The PSA wait is the right call if you need stability over speed. The risk is what DePalma said: “What we’re doing now, six months from now, is going to look kind of ancient.” If you’re waiting for ConnectWise or N-able to catch the niche vendors, you might be waiting 18 months while the fast movers pull ahead on operational efficiency.
The Real Framework
Here’s how to decide. Ask three questions:
Do you have someone on staff who can own AI development? Not a tech enthusiast who dabbles. Someone who will spend 20+ hours a week on it. If yes, build-or-buy from niche vendors is viable. If no, wait for your PSA and use that time to document your processes so you’re ready to automate them.
Is your AI goal internal efficiency or a client-facing product? Internal efficiency is where PSA vendors are closest to ready. Client-facing AI products — where you’re reselling or white-labeling AI tools — are where niche vendors and in-house builds have the edge today.

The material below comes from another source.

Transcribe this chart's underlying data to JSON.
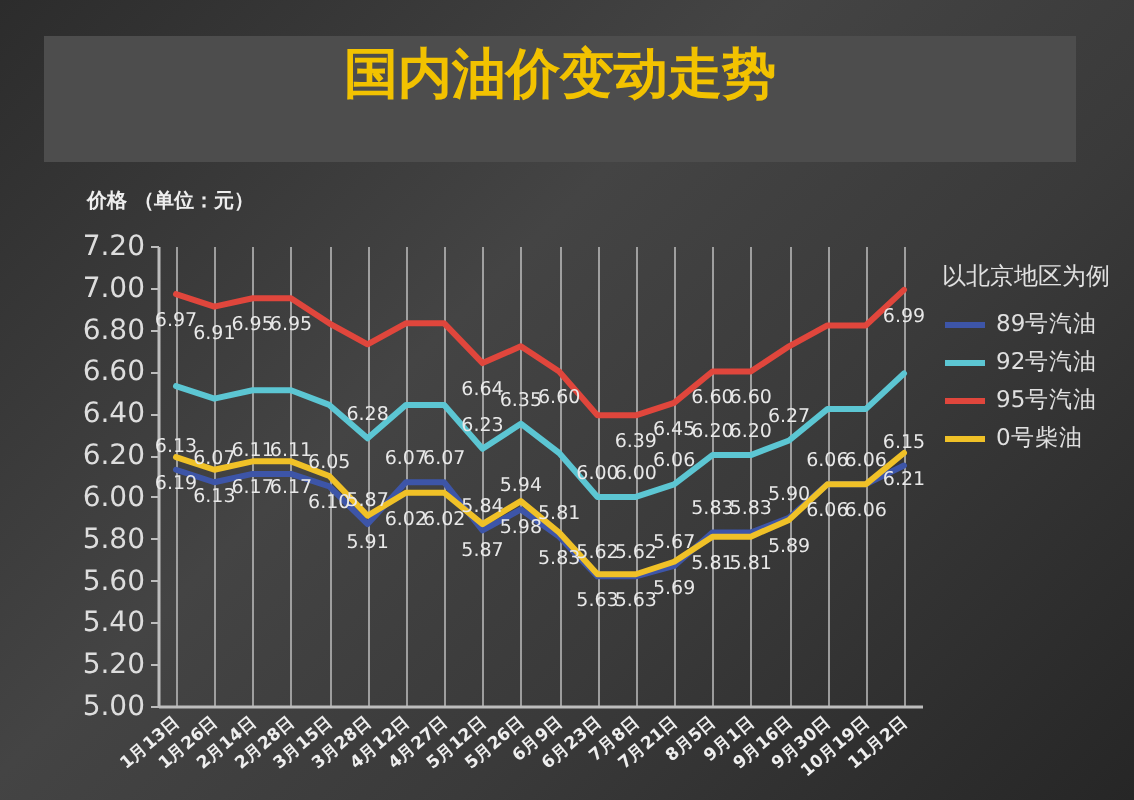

Are you PE-backed? If yes, you have resources and pressure to move faster. Build or buy aggressively, with a portfolio lens on which tools become strategic assets and which are commodity purchases your PSA will replicate.
The MSPs who are going to win this aren’t the ones who pick the right tool. They’re the ones who make a decision and go deep on it. West’s warning is the one to remember: the firms that wait for the perfect answer will watch everyone else pull ahead. “If you sit there and you really nitpick and you’re waiting for this one feature, everybody’s going to catch up.”
Pick your path. Go deep. Stop watching the demo reel. The MSP bifurcation growth trap is what happens when you don’t — the gap between the haves and have-nots is widening every quarter.